# 01 Ingest & Validation
This notebook ingests raw datasets, performs validation checks, and ensures the data is ready for downstream processing.

In [None]:
import pandas as pd
import numpy as np
import os

DATA_PATH = "./data"
files = os.listdir(DATA_PATH)
files

## Load a Sample Dataset

In [None]:
# Example: load a CSV file for validation
df = pd.read_csv(os.path.join(DATA_PATH, files[0]))
df.head()

## Basic Validation Checks

In [None]:
# Check shape, missing values, dtypes
print("Shape:", df.shape)
print("Missing values per column:\n", df.isnull().sum())
print("Data types:\n", df.dtypes)

In [None]:
# Example: summary stats for numeric columns
df.describe(include=[np.number])

## Data Cleaning / Fixes

In [None]:
# Drop duplicates
df = df.drop_duplicates()

# Fill missing numeric values with median
for col in df.select_dtypes(include=[np.number]):
    df[col] = df[col].fillna(df[col].median())

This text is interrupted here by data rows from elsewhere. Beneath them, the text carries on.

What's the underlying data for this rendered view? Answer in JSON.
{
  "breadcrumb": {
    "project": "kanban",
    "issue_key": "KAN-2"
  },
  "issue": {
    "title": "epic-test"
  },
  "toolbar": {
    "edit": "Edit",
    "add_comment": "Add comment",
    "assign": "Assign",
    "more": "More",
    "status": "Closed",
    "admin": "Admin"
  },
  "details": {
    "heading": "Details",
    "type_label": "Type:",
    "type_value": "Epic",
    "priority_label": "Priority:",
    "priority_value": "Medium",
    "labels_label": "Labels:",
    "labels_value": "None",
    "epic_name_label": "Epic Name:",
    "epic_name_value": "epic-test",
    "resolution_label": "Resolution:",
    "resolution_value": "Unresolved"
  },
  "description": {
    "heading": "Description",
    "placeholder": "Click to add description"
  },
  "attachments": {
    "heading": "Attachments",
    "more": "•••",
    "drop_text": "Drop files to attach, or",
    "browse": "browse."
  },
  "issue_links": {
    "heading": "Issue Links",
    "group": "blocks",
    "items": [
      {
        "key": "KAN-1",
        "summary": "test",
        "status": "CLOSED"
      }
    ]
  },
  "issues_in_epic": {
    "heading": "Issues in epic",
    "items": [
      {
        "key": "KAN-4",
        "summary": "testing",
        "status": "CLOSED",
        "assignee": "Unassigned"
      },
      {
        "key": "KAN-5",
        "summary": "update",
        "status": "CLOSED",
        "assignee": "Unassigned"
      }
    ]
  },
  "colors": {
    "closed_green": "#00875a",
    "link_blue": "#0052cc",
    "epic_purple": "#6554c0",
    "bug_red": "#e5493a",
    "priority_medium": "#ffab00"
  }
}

# Fill categorical NaNs with mode
for col in df.select_dtypes(exclude=[np.number]):
    df[col] = df[col].fillna(df[col].mode()[0])

df.head()

## Save Cleaned Data

In [None]:
clean_path = os.path.join(DATA_PATH, "cleaned.csv")
df.to_csv(clean_path, index=False)
print(f"Saved cleaned dataset to {clean_path}")